Validation Practices In Use

The project has been routinely checked with:

• ansible-playbook --syntax-check
• ansible-lint
• yamllint
• shellcheck where appropriate
• make validate / scripts/validate-orchestration.sh

The validation lane now also includes scoped play-contract checks so cross-play variable leaks are caught before runtime, especially in the workstation-to-bastion handoff and support-service phases.

The host prep, IdM build, mirror-registry build, and OpenShift DNS populate/cleanup workflows have all been exercised on a real AWS metal host.

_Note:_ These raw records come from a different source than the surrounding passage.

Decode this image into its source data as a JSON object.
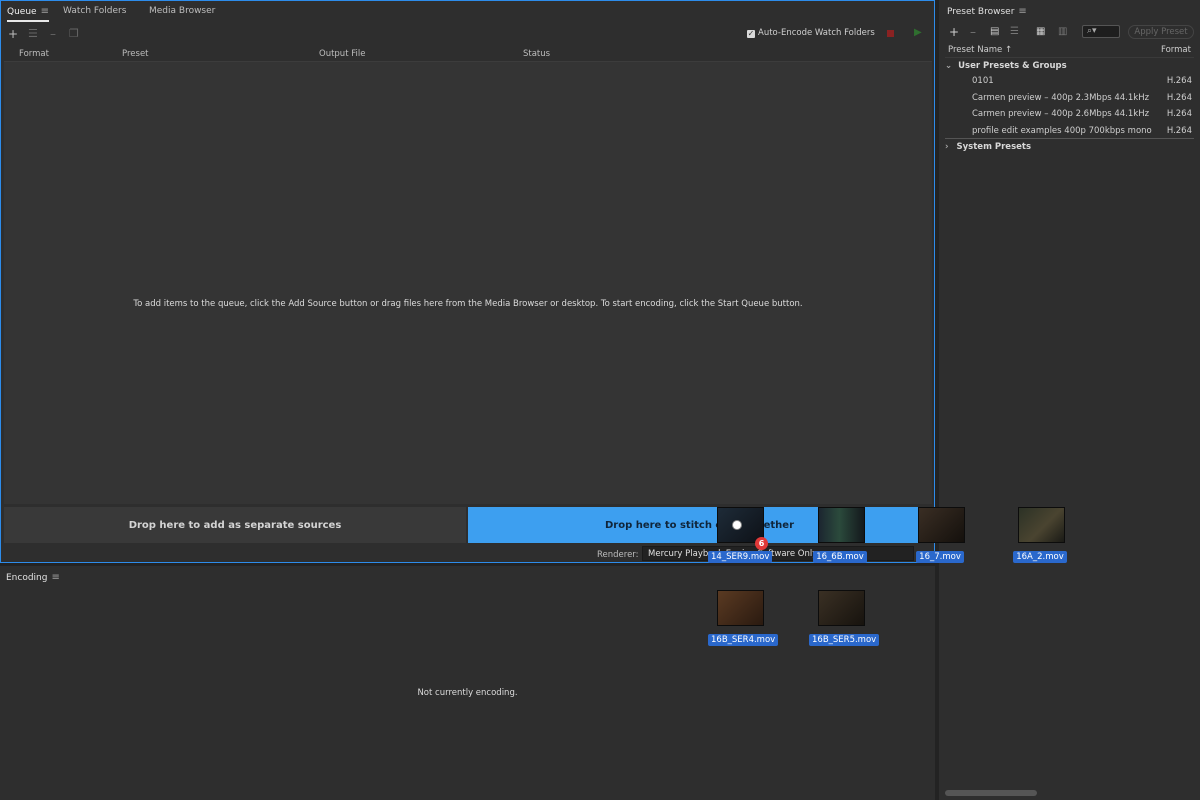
{
  "queue": {
    "tabs": [
      {
        "label": "Queue"
      },
      {
        "label": "Watch Folders"
      },
      {
        "label": "Media Browser"
      }
    ],
    "auto_encode_label": "Auto-Encode Watch Folders",
    "auto_encode_checked": true,
    "columns": [
      "Format",
      "Preset",
      "Output File",
      "Status"
    ],
    "empty_hint": "To add items to the queue, click the Add Source button or drag files here from the Media Browser or desktop.  To start encoding, click the Start Queue button.",
    "drop_separate": "Drop here to add as separate sources",
    "drop_stitch": "Drop here to stitch clips together",
    "renderer_label": "Renderer:",
    "renderer_value": "Mercury Playback Engine Software Only"
  },
  "encoding": {
    "title": "Encoding",
    "message": "Not currently encoding."
  },
  "preset_browser": {
    "title": "Preset Browser",
    "apply_label": "Apply Preset",
    "col_name": "Preset Name",
    "col_format": "Format",
    "user_group": "User Presets & Groups",
    "presets": [
      {
        "name": "0101",
        "format": "H.264"
      },
      {
        "name": "Carmen preview – 400p 2.3Mbps 44.1kHz",
        "format": "H.264"
      },
      {
        "name": "Carmen preview – 400p 2.6Mbps 44.1kHz",
        "format": "H.264"
      },
      {
        "name": "profile edit examples 400p 700kbps mono",
        "format": "H.264"
      }
    ],
    "system_group": "System Presets"
  },
  "drag": {
    "count": "6",
    "clips": [
      {
        "name": "14_SER9.mov"
      },
      {
        "name": "16_6B.mov"
      },
      {
        "name": "16_7.mov"
      },
      {
        "name": "16A_2.mov"
      },
      {
        "name": "16B_SER4.mov"
      },
      {
        "name": "16B_SER5.mov"
      }
    ]
  },
  "colors": {
    "accent": "#3d9ff0",
    "panel": "#2e2e2e",
    "selection": "#2a68cc",
    "badge": "#e03838"
  }
}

The recent orchestration hardening also moved several late failures forward:

• support-service DNS publication is now validated authoritatively from IdM
• disconnected OperatorHub checks node-side resolution of mirror-registry.workshop.lan before mirrored catalogs are applied
• fresh-install control-plane bootstrap recovery is codified in playbooks/cluster/openshift-install-wait.yml

The current cluster/auth proof points are stronger than the original docs used to claim:

• the default cluster auth baseline is now HTPasswd breakglass plus Keycloak OIDC, not direct OpenShift LDAP
• the post-install replay path has completed cleanly on the current cluster
• repo-wide ansible-lint -p is clean

Known Gaps

• In-place migration of an already-running self-signed registry to IdM-issued certs is only partially automated. Clean installs that start on the IdM-cert path are not the gap.
• The final certification bar is still outstanding: one uninterrupted playbooks/site-lab.yml run from a deliberate teardown boundary on the current codebase, without live repair work during the attempt.